A nice side effect of this method is, that all "protected" regions are uniformly identified through the WITH(...) {...} pattern - a nice property for code-reviews et.al.


Warning: C++0x-oriented answer

The pattern you're using is RAII and it's widely used for resource management. The only possible alternative is to use try-catch blocks, but it usually makes your code a bit too messy.

Now the problems. First if you don't want to code a different class for each combinaison of OpenGL functions, there is another benefit of C++0x which is that you can write lambda functions and store them in a variable. So if I was you, I would create a class like this:

template<typename Destr>
class MyCustom {
public:
    template<typename T>
    MyCustom(T onBuild, Destr onDestroy) : 
        _onDestroy(std::move(onDestroy))
    {
        onBuild();
    }

    ~MyCustom() { _onDestroy(); }

private:
    Destr    _onDestroy;
};

template<typename T1, typename T2>
MyCustom<T2> buildCustom(T1 build, T2 destruct)   { return MyCustom<T2>(std::move(build), std::move(destruct)); }

Then you can use it like this:

auto matrixPushed = buildCustom([]() { glPushMatrix(); }, []() { glPopMatrix(); });

Or even better here:

auto matrixPushed = buildCustom(&glPushMatrix, &glPopMatrix);

This would also solve the problem of "why is this useless variable here", since its purpose now becomes obvious.

The function passed to the constructor should be inlined, so there is no performance overhead. The destructor should be stored like a function pointer, since lambda functions with nothing inside the brackets [] should be implemented like plain functions (according to the standards).

Your "variable instantly destroyed" problem would also be partially solved using "buildCustom" since you can see more easily where you forgot the variable.


To help you understand how long c++ programmers have been doing this, I learned about this technique in the late 90's working with COM.

I think it's a personal choice as to the exact mechanism you use to leverage the fundamental properties of c++ stack frames and destructors to make your object lifetime management easier. I wouldn't go very far out of my way to avoid needing to assign to a variable.

(this next thing I'm not 100% sure about but I'm putting it in hopes that someone will chime in - I know I've done this in the past but I couldn't find it in Google just now and I've been trying to remember... see, garbage collectors have dulled my mind!)

I believe you can force the scope with a plain old pair of curlys (POPOC).

{ // new stack frame
  auto_ptr<C> instanceA(new C);
  {
     auto_ptr<C> instanceB(new C);
  }
  // instanceB is gone
} 
// instanceA is gone


This is typical RAII example.
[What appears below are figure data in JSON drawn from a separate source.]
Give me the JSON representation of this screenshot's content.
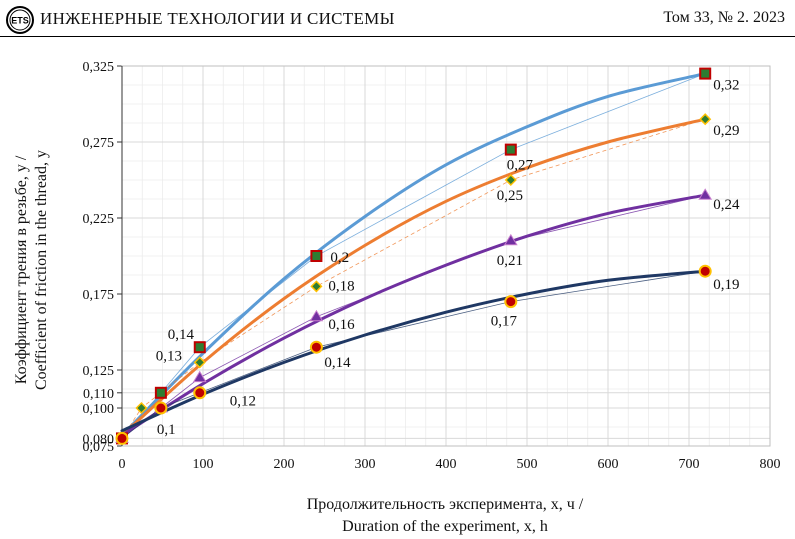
{
  "header": {
    "logo_text": "ETS",
    "journal": "ИНЖЕНЕРНЫЕ ТЕХНОЛОГИИ И СИСТЕМЫ",
    "issue": "Том 33, № 2. 2023"
  },
  "colors": {
    "blue": "#5b9bd5",
    "orange": "#ed7d31",
    "purple": "#7030a0",
    "navy": "#1f3864",
    "marker_red": "#c00000",
    "marker_green": "#2e7d32",
    "marker_yellow": "#ffc000",
    "grid": "#d9d9d9"
  },
  "chart_data": {
    "type": "scatter",
    "xlim": [
      0,
      800
    ],
    "ylim": [
      0.075,
      0.325
    ],
    "x_ticks": [
      0,
      100,
      200,
      300,
      400,
      500,
      600,
      700,
      800
    ],
    "x_tick_labels": [
      "0",
      "100",
      "200",
      "300",
      "400",
      "500",
      "600",
      "700",
      "800"
    ],
    "y_ticks": [
      0.075,
      0.08,
      0.1,
      0.11,
      0.125,
      0.175,
      0.225,
      0.275,
      0.325
    ],
    "y_tick_labels": [
      "0,075",
      "0,080",
      "0,100",
      "0,110",
      "0,125",
      "0,175",
      "0,225",
      "0,275",
      "0,325"
    ],
    "grid": true,
    "xlabel_line1": "Продолжительность эксперимента, x, ч /",
    "xlabel_line2": "Duration of the experiment, x, h",
    "ylabel_line1": "Коэффициент трения в резьбе, y /",
    "ylabel_line2": "Coefficient of friction in the thread, y",
    "series": [
      {
        "color": "#5b9bd5",
        "marker": "square",
        "x": [
          0,
          48,
          96,
          240,
          480,
          720
        ],
        "y": [
          0.08,
          0.11,
          0.14,
          0.2,
          0.27,
          0.32
        ],
        "trend": [
          [
            0,
            0.082
          ],
          [
            100,
            0.136
          ],
          [
            200,
            0.185
          ],
          [
            300,
            0.226
          ],
          [
            400,
            0.26
          ],
          [
            500,
            0.285
          ],
          [
            600,
            0.305
          ],
          [
            720,
            0.32
          ]
        ],
        "labels": [
          {
            "i": 2,
            "text": "0,14"
          },
          {
            "i": 3,
            "text": "0,2"
          },
          {
            "i": 4,
            "text": "0,27"
          },
          {
            "i": 5,
            "text": "0,32"
          }
        ]
      },
      {
        "color": "#ed7d31",
        "marker": "diamond",
        "x": [
          0,
          24,
          96,
          240,
          480,
          720
        ],
        "y": [
          0.08,
          0.1,
          0.13,
          0.18,
          0.25,
          0.29
        ],
        "trend": [
          [
            0,
            0.082
          ],
          [
            100,
            0.13
          ],
          [
            200,
            0.172
          ],
          [
            300,
            0.207
          ],
          [
            400,
            0.236
          ],
          [
            500,
            0.258
          ],
          [
            600,
            0.275
          ],
          [
            720,
            0.29
          ]
        ],
        "labels": [
          {
            "i": 2,
            "text": "0,13"
          },
          {
            "i": 3,
            "text": "0,18"
          },
          {
            "i": 4,
            "text": "0,25"
          },
          {
            "i": 5,
            "text": "0,29"
          }
        ]
      },
      {
        "color": "#7030a0",
        "marker": "triangle",
        "x": [
          0,
          48,
          96,
          240,
          480,
          720
        ],
        "y": [
          0.08,
          0.1,
          0.12,
          0.16,
          0.21,
          0.24
        ],
        "trend": [
          [
            0,
            0.082
          ],
          [
            100,
            0.116
          ],
          [
            200,
            0.146
          ],
          [
            300,
            0.172
          ],
          [
            400,
            0.194
          ],
          [
            500,
            0.213
          ],
          [
            600,
            0.228
          ],
          [
            720,
            0.24
          ]
        ],
        "labels": [
          {
            "i": 2,
            "text": "0,12"
          },
          {
            "i": 3,
            "text": "0,16"
          },
          {
            "i": 4,
            "text": "0,21"
          },
          {
            "i": 5,
            "text": "0,24"
          }
        ]
      },
      {
        "color": "#1f3864",
        "marker": "circle",
        "x": [
          0,
          48,
          96,
          240,
          480,
          720
        ],
        "y": [
          0.08,
          0.1,
          0.11,
          0.14,
          0.17,
          0.19
        ],
        "trend": [
          [
            0,
            0.085
          ],
          [
            100,
            0.109
          ],
          [
            200,
            0.13
          ],
          [
            300,
            0.148
          ],
          [
            400,
            0.163
          ],
          [
            500,
            0.175
          ],
          [
            600,
            0.184
          ],
          [
            720,
            0.19
          ]
        ],
        "labels": [
          {
            "i": 1,
            "text": "0,1"
          },
          {
            "i": 3,
            "text": "0,14"
          },
          {
            "i": 4,
            "text": "0,17"
          },
          {
            "i": 5,
            "text": "0,19"
          }
        ]
      }
    ]
  }
}
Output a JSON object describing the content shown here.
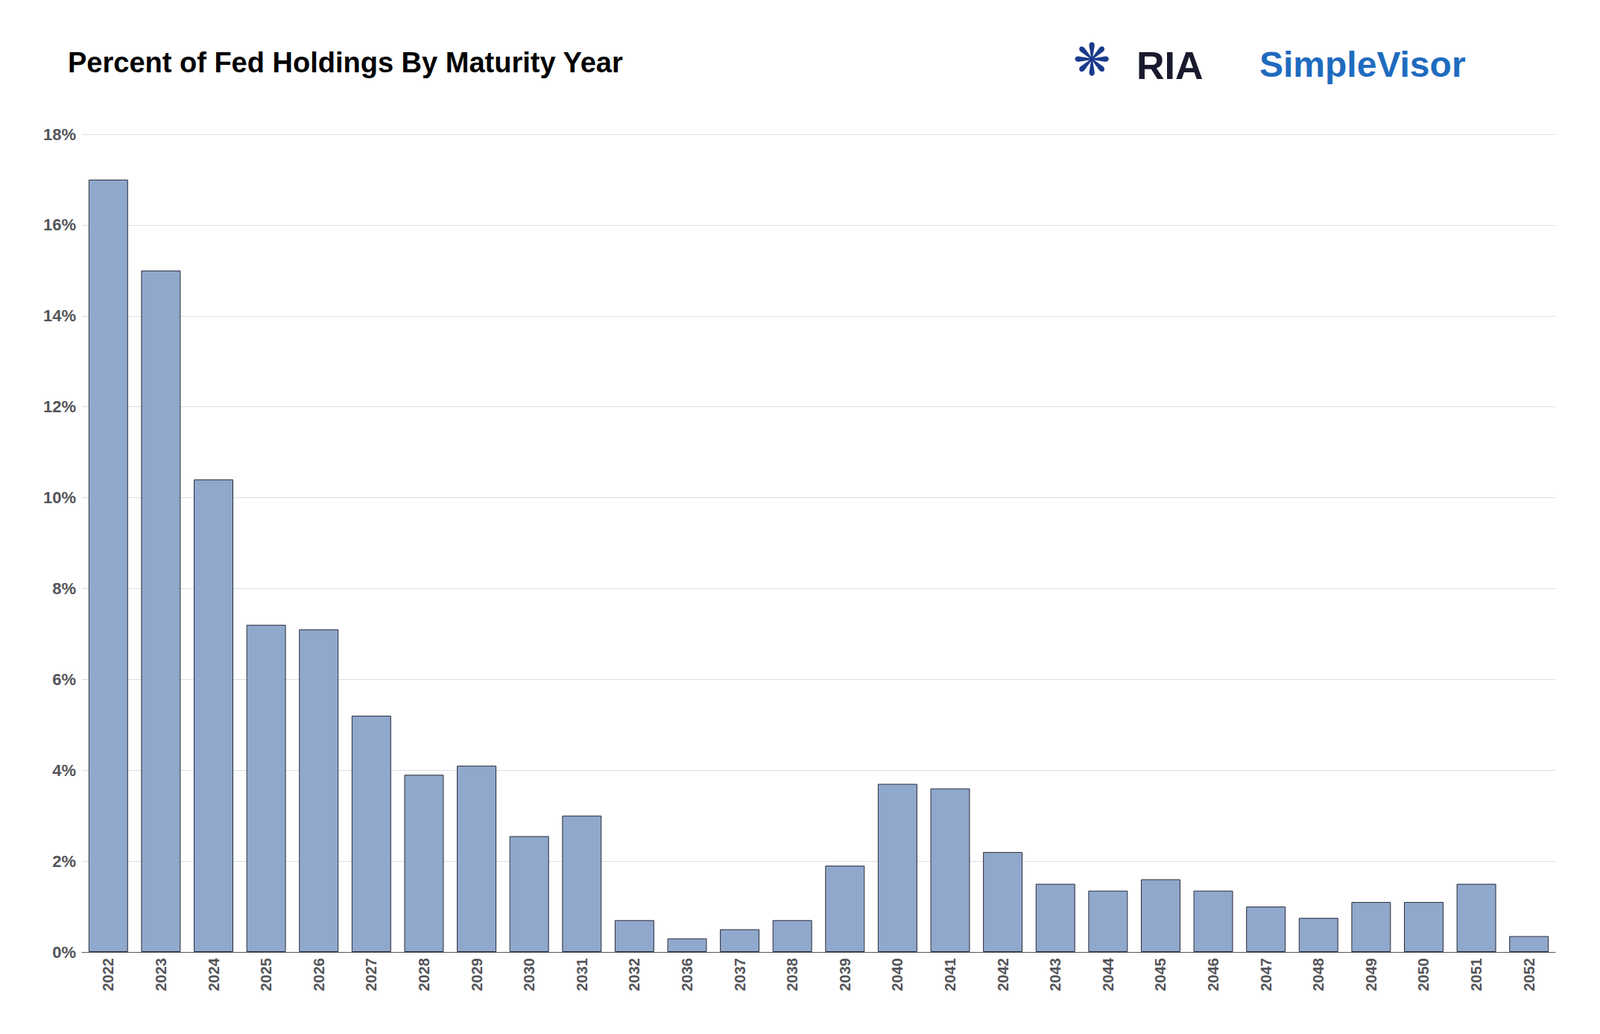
{
  "chart_data": {
    "type": "bar",
    "title": "Percent of Fed Holdings By Maturity Year",
    "categories": [
      "2022",
      "2023",
      "2024",
      "2025",
      "2026",
      "2027",
      "2028",
      "2029",
      "2030",
      "2031",
      "2032",
      "2036",
      "2037",
      "2038",
      "2039",
      "2040",
      "2041",
      "2042",
      "2043",
      "2044",
      "2045",
      "2046",
      "2047",
      "2048",
      "2049",
      "2050",
      "2051",
      "2052"
    ],
    "values": [
      17.0,
      15.0,
      10.4,
      7.2,
      7.1,
      5.2,
      3.9,
      4.1,
      2.55,
      3.0,
      0.7,
      0.3,
      0.5,
      0.7,
      1.9,
      3.7,
      3.6,
      2.2,
      1.5,
      1.35,
      1.6,
      1.35,
      1.0,
      0.75,
      1.1,
      1.1,
      1.5,
      0.35
    ],
    "color": "#8fa8cc",
    "ylim": [
      0,
      18
    ],
    "yticks": [
      {
        "value": 0,
        "label": "0%"
      },
      {
        "value": 2,
        "label": "2%"
      },
      {
        "value": 4,
        "label": "4%"
      },
      {
        "value": 6,
        "label": "6%"
      },
      {
        "value": 8,
        "label": "8%"
      },
      {
        "value": 10,
        "label": "10%"
      },
      {
        "value": 12,
        "label": "12%"
      },
      {
        "value": 14,
        "label": "14%"
      },
      {
        "value": 16,
        "label": "16%"
      },
      {
        "value": 18,
        "label": "18%"
      }
    ],
    "grid": true,
    "annotations": [
      {
        "text": "❋",
        "color": "#1a3a8a"
      },
      {
        "text": "RIA",
        "color": "#1a1a2e"
      },
      {
        "text": "SimpleVisor",
        "color": "#1e6bbf"
      }
    ]
  }
}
Disadvantage of this method is appearing of many additional classes. To solve this problem you may create generic "guard" class if it is possible. There are another alternative: boost "Scope Exit" library (http://www.boost.org/doc/libs/1_43_0/libs/scope_exit/doc/html/index.html). You may try it, if you can depend on boost of course.


ScopeGuard comes to mind. Please note that with C++0x bind and variadic templates it may be rewritten to be much shorter.
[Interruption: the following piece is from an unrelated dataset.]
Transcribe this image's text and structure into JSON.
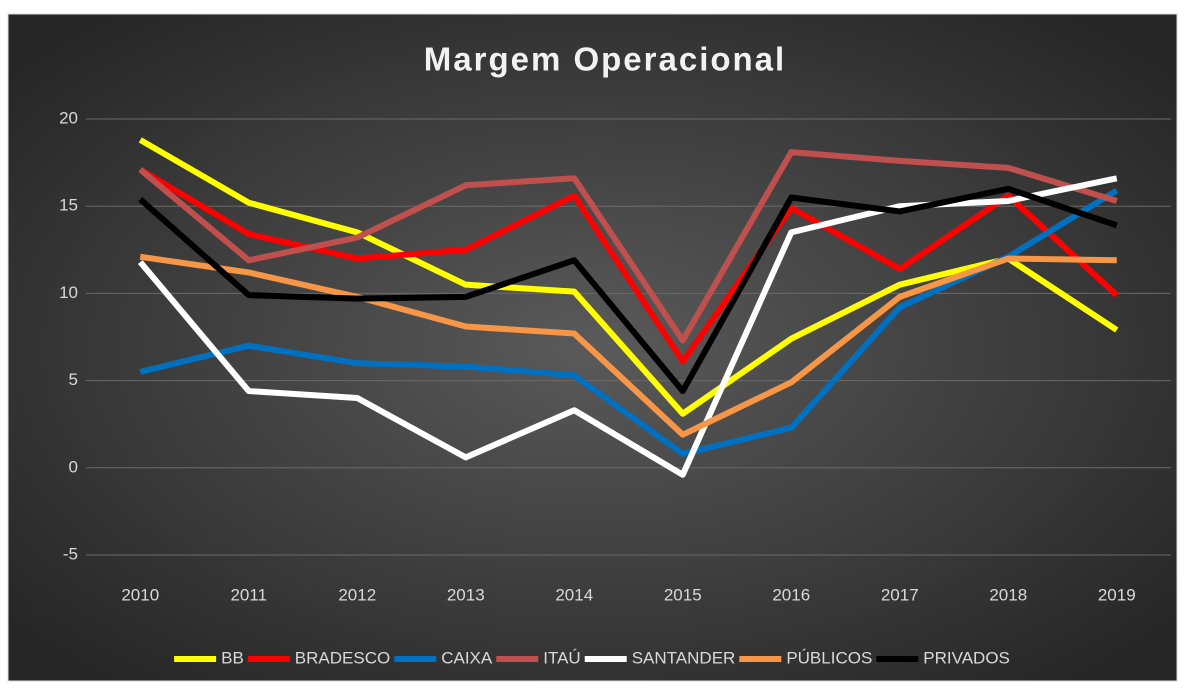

I have never seen this before, but I must admit, it is somewhat cool. But I wouldn't use it, as it is not really intuitive.

EDIT: As sharptooth pointed out, this is called RAII. The example I found on wikipedia wraps also the operations on the resource in method calls. In your example, this would look like the following:

WithPushedMatrix p;
p.setFLag(GL_BLEND);
p.doSomething();

Then it is clear for what the variable is, and other developers will get the intuition if they read your code. Of course, the OpenGL code is then hidden, but I think one gets used to it really fast.


I think it is great and Idiomatic C++. The downside is that you basically write a (custom) Wrapper around the C OpenGL library. It would be great if such a Library existed, maybe something like an (semi-)official OpenGL++ lib. That said, I have written code like this (from Memory), and have been very happy with it:

{
  Lighting light = Light(Color(128,128,128));
    light.pos(0.0, 1.0, 1.0);
  Texture tex1 = Texture(GL_TEXTURE1);
    tex1.set(Image("CoolTex.png"));

  drawObject();
}

The overhead in writing the wrappers in not very onerous, and the resulting code is as good as the handwritten code. And is IMHO much easier to read than the corresponding OpenGL code, even if you do not know the wrappers by heart.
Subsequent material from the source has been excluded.